Despite the schools’ on-field rivalry, Cohen says she and Fink support and advise each other as they navigate the challenges of their roles.
“We have a special relationship in that we really understand the complexities and pressures of our roles and we also both share a passion for building a championship culture centered around the student-athlete experience,” Cohen says.
One of the beneficiaries of that experience is women’s soccer player Jessie Ray, ’20, a senior forward from Portland, Ore., who gave the keynote speech at the 2019 Red Tie Celebration, which raised more than $700,000 for Seattle U Athletics. Ray, a cell and molecular biology major, says her athletic career allowed her to travel to interesting places and bond with her teammates, but also prepared her to perform better academically.
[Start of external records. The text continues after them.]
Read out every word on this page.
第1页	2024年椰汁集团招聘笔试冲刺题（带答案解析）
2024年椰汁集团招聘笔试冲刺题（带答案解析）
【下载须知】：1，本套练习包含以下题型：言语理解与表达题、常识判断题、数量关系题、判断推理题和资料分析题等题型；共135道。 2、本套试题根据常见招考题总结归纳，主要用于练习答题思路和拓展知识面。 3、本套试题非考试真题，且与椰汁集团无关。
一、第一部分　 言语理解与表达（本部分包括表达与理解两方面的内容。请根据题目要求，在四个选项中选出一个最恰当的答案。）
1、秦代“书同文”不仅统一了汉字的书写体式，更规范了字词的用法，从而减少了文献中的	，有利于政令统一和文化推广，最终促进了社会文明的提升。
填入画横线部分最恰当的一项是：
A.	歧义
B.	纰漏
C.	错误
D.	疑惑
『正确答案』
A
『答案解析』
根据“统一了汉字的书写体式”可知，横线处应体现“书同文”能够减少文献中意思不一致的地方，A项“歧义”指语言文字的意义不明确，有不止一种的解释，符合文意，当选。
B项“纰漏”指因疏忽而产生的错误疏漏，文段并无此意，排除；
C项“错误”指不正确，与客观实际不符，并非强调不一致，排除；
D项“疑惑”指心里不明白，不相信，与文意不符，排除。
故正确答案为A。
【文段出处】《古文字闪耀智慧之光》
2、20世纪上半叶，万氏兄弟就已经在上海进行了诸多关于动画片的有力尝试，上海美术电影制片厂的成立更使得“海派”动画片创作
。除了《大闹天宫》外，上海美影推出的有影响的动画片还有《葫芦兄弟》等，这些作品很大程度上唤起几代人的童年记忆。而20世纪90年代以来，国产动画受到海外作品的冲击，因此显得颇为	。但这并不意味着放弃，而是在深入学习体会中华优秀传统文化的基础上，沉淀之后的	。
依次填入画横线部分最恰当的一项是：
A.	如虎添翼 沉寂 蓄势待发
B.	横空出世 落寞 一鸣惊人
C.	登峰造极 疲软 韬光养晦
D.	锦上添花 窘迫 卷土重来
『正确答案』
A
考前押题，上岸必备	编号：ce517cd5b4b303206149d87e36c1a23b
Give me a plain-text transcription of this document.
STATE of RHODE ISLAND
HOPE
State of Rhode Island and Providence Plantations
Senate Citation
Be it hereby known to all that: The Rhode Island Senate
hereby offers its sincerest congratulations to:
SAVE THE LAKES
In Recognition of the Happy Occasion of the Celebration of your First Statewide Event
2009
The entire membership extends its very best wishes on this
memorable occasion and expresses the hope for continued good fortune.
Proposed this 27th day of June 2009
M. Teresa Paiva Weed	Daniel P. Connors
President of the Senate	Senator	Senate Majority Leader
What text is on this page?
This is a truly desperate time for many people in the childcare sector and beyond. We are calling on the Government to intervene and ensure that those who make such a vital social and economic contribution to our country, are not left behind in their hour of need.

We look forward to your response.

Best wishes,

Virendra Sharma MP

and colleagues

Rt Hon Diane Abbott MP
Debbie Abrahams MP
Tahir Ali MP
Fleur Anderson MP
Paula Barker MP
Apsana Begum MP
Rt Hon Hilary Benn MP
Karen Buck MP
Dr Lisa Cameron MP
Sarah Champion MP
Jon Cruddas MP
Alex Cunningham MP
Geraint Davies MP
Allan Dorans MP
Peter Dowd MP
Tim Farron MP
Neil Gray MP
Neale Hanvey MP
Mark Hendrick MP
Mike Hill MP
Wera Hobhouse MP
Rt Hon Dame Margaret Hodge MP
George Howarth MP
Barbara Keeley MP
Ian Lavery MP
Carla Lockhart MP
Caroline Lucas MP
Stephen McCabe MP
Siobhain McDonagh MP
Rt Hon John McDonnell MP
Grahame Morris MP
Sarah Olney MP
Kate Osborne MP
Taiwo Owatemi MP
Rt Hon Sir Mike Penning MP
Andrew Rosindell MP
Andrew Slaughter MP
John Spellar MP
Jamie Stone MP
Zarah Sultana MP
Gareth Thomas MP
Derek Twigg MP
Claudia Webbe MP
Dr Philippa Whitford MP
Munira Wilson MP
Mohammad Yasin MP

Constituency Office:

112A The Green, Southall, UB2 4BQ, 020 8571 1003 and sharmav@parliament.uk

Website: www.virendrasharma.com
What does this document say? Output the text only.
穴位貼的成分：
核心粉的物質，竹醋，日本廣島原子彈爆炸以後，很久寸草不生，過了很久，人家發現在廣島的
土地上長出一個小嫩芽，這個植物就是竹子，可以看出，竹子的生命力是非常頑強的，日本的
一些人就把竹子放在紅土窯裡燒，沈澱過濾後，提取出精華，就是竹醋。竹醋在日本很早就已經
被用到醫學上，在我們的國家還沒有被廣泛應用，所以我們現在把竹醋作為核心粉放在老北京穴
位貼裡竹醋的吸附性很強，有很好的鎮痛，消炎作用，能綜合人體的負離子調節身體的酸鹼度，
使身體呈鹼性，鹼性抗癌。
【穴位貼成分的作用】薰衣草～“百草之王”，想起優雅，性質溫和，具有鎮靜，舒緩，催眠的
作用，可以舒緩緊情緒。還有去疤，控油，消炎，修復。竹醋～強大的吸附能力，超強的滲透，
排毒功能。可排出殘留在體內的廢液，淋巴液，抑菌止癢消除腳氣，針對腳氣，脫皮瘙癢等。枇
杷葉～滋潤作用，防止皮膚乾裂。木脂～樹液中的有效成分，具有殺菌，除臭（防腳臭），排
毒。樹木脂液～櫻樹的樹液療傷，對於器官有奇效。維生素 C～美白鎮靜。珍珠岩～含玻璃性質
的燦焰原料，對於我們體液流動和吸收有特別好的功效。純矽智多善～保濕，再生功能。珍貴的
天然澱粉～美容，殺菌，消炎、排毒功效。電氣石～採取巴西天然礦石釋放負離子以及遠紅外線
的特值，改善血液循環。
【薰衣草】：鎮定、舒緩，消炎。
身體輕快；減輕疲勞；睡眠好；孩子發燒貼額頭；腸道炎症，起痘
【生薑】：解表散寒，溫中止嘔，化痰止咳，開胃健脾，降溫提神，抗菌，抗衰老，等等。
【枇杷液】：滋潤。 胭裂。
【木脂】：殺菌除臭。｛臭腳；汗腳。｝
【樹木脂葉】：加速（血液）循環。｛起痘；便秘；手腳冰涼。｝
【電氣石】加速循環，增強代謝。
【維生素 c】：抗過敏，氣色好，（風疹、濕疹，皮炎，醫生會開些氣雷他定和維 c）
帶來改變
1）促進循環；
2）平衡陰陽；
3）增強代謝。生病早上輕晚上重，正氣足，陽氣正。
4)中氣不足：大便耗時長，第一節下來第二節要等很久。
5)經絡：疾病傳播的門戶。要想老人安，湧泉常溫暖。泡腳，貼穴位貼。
“Within our respective sports, student-athletes are constantly confronted by a variety of pressure situations that will result in success or failure,” says Ray. “The takeaway is an additional set of skills for dealing with stress, which helps us manage challenges in the classroom as well.”
While some may challenge the relevancy or necessity of athletics in higher education—where academics and personal growth are paramount—Fink stresses the undeniable value add of sports as they pertain to Seattle U’s mission of cultivating leaders and “educating the whole person.”
“You’re going to be academically challenged, you’re going to be involved in the community and you’re going to come out a different person than you were,” she says. “The student-athlete experience mirrors the broader Seattle U student experience. We do things that are distinctly Seattle, that are distinctly Jesuit Catholic and do them better than anybody else.”
Looking ahead, Fink identifies securing an on-campus events center as a major priority for the department, along with continuing to improve the student-athlete experience and alumni relations. And of course, Fink plans to form and deepen on-campus partnerships to further embed Division I athletics into the university’s culture.
“My plan is for the integration to become so intertwined that you can’t imagine Seattle U without athletics, that you can’t pull them apart.”